Horacio Arruda, director of public health for Quebec, said that as part of the measures that will take effect on Thursday, caregivers must be identified by management as having already done the work, they must have a negative test for COVID-19 and follow hygiene measures. They will also sign a consent form to understand what they may be exposed to.

Arruda said the situation in hospitals and intensive care units would have been much worse now if the health authorities had not decided to suspend all visits.

But he noted that what was not known at the start of the epidemic was that asymptomatic people could spread the virus – which likely contributed to the contamination of nursing homes full of vulnerable residents, a phenomenon consistent with other jurisdictions.

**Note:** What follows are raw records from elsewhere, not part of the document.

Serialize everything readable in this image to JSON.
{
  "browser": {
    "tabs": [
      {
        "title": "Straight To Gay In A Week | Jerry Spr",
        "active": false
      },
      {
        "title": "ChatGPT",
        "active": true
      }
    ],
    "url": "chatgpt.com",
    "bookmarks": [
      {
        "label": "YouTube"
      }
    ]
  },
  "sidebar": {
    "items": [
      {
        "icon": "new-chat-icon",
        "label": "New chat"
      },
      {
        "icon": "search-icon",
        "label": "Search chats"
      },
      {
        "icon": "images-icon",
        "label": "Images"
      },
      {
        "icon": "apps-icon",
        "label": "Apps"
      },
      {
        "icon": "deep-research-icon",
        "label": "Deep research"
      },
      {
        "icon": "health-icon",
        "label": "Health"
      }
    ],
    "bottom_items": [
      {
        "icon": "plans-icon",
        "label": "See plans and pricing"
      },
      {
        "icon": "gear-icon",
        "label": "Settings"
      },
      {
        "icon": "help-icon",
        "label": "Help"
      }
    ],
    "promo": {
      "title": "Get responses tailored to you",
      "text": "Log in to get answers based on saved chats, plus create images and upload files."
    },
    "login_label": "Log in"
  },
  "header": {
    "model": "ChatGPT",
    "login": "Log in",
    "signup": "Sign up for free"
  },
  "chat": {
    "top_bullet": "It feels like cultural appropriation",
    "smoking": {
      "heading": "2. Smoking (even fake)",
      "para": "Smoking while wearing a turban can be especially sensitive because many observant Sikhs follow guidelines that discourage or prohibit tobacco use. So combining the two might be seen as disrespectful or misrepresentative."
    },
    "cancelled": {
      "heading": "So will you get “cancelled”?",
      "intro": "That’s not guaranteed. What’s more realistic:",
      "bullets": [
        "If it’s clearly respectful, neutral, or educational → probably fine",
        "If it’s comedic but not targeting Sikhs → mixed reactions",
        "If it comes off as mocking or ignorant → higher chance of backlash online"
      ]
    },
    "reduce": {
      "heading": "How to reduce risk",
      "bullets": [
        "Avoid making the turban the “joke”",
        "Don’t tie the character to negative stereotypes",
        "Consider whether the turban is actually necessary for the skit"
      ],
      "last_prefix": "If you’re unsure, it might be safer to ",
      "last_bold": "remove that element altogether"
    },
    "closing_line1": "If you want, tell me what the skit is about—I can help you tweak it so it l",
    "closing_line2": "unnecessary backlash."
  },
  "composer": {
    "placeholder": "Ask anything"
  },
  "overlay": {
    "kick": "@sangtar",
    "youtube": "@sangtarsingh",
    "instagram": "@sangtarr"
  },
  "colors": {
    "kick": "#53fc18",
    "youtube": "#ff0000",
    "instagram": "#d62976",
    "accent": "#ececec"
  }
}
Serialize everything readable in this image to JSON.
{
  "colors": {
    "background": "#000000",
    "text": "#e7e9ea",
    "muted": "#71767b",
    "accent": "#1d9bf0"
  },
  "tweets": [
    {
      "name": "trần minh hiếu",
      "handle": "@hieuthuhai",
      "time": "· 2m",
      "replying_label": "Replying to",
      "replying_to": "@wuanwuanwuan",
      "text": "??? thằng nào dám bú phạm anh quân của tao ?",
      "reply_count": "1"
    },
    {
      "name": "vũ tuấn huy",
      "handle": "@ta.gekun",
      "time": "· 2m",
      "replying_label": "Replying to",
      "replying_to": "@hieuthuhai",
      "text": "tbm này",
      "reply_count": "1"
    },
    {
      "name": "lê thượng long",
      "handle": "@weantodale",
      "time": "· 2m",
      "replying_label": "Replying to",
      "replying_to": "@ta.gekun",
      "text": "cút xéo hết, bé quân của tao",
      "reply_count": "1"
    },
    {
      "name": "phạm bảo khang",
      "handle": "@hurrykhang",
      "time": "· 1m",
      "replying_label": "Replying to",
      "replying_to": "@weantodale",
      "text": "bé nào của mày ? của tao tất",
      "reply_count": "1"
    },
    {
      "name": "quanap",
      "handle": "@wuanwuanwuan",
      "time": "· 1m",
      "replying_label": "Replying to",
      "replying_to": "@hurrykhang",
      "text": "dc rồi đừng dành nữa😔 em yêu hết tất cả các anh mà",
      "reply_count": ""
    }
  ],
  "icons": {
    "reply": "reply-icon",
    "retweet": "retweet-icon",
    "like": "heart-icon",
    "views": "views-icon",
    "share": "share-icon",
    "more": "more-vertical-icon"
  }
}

Family members will still not be allowed to visit relatives.

“It’s really tragic, it’s a human tragedy, what’s going on right now,” said Health Minister Danielle McCann. “It is very difficult for families, and it is very difficult for staff. We are losing people who are very dear to us, and we will stop at nothing to really, really protect them. “

Legault also called on healthcare workers in other fields – such as medical specialists and health instructors – to offer their services in CHSLDs.

The government has redeployed hospital workers to long-term care, but the facilities are understaffed. The Prime Minister therefore appealed to anyone with appropriate training to help him if he can.

At least 1,250 caregivers and attendants working in homes either have COVID-19 or don’t want to work for fear of infection, officials said.

“I ask everyone available, each health worker to come and help us,” said Legault. “I appeal to your sense of duty to help us protect the most vulnerable. “

There are now 435 people who have died from COVID-19 in Quebec, health officials announced Tuesday, as confirmed cases in the province reached 14,248.

This represents an increase of 75 out of the 360 ​​deaths reported on Monday; COVID-19 cases in Quebec increased by 691 compared to 13,557 announced the previous day.

The 75 deaths represent the largest increase over one day in the number of deaths due to COVID-19 in Quebec.

The province says nearly half of its deaths from COVID-19 are related to retirement homes.

On Tuesday, 936 people were treated for COVID-19 in Quebec hospitals, up from 57 compared to 879 reported on Monday; among hospitalized patients, 230 are in intensive care, only four more than the 226 reported 24 hours earlier.

Tuesday, 2,394 people were waiting for the results of the COVID-19 tests in Quebec, down 251 from the 2,645 reported the day before.

The number of people in Quebec who recovered from COVID-19 as of Tuesday was 2,146, up 164 from the 1,982 recoveries reported on Monday.

Montreal remains the epicenter of COVID-19 in the provinces, with 6,628 cases; you can see a provincial breakdown of COVID-19 cases here.

– The Canadian Press contributed to this report.